Prior art implementations typically use one storage location for every coefficient in the FIR filter. An example is shown in FIG. 1. In this example, filter coefficients are stored in Coef-RAM 10, which typically consists of 128 Kbytes (2 Kbytes @128 ms/channel). Associated data are stored in Data-RAM 12, and an address counter 14 is used to supply an address to sequentially read out the coefficients one by one from the RAM 10.
The counter address is also split into a 10-bit segment and a 6-bit segment.
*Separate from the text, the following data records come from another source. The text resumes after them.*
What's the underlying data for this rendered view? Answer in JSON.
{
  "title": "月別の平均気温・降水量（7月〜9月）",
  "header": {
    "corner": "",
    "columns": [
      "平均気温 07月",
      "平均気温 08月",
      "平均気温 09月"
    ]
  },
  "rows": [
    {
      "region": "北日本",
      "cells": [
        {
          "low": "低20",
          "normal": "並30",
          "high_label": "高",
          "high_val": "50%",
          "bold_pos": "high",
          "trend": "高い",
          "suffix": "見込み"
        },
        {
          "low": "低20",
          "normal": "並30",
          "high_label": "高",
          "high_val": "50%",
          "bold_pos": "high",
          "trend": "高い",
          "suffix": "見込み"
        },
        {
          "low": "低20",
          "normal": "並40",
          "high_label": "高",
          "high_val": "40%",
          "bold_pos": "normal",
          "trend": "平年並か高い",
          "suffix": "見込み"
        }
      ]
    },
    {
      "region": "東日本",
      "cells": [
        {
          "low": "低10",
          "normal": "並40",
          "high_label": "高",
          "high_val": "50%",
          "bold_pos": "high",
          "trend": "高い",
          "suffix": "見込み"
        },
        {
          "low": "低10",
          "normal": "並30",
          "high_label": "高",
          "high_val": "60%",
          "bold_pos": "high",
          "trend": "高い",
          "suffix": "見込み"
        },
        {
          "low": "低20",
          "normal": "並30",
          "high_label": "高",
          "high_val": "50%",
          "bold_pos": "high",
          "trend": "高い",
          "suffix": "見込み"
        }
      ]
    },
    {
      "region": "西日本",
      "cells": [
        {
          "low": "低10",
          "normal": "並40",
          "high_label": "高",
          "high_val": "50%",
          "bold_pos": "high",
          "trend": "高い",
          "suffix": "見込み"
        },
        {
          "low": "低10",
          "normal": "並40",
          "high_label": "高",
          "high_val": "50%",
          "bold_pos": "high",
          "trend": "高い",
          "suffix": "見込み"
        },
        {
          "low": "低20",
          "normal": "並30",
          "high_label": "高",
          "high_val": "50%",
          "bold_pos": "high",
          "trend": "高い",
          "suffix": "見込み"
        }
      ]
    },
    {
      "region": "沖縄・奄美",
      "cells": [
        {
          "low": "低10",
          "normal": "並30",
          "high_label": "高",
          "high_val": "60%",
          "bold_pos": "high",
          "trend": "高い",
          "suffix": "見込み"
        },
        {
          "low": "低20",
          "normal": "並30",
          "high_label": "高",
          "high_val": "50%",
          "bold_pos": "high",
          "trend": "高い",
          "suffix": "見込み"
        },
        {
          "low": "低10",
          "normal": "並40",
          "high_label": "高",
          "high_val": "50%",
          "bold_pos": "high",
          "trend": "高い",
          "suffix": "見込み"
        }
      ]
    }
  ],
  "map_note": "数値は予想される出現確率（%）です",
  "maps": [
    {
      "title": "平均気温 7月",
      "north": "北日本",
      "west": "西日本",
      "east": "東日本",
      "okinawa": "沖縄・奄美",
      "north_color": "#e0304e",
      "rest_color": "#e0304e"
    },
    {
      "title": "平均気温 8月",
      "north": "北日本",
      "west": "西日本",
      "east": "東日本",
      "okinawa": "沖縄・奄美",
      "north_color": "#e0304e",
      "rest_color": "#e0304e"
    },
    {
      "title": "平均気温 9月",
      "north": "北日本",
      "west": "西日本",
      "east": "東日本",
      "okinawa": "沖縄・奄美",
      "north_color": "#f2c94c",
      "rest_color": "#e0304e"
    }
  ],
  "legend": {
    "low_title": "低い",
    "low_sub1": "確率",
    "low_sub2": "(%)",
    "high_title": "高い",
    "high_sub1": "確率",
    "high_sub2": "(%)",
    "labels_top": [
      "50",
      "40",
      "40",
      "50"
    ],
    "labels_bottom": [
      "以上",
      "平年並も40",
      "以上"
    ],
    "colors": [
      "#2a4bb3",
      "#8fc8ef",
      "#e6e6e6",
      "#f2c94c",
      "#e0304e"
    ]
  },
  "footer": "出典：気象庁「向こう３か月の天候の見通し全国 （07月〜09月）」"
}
An offset from modulo counter 15 is added to the 10-bit address segment so as to implement a circular buffer memory for each channel in the Data-RAM 12. The 6 bit address segment is used to select the current circular buffer for each channel that is implemented, as well as to select the appropriate accumulator 21 for each filter output.
Expanded G.711 data from block 17 is convolved in convolution block 20 with coefficients to form the accumulated filter outputs.
Some prior art implementations attempt to reduce the number of stored coefficients by eliminating the zero valued coefficients in order to reduce the required amount of memory storage. Unfortunately with these prior art implementations it sometimes happens that more coefficients are required to model the system than can be handled by the resources available to each particular channel.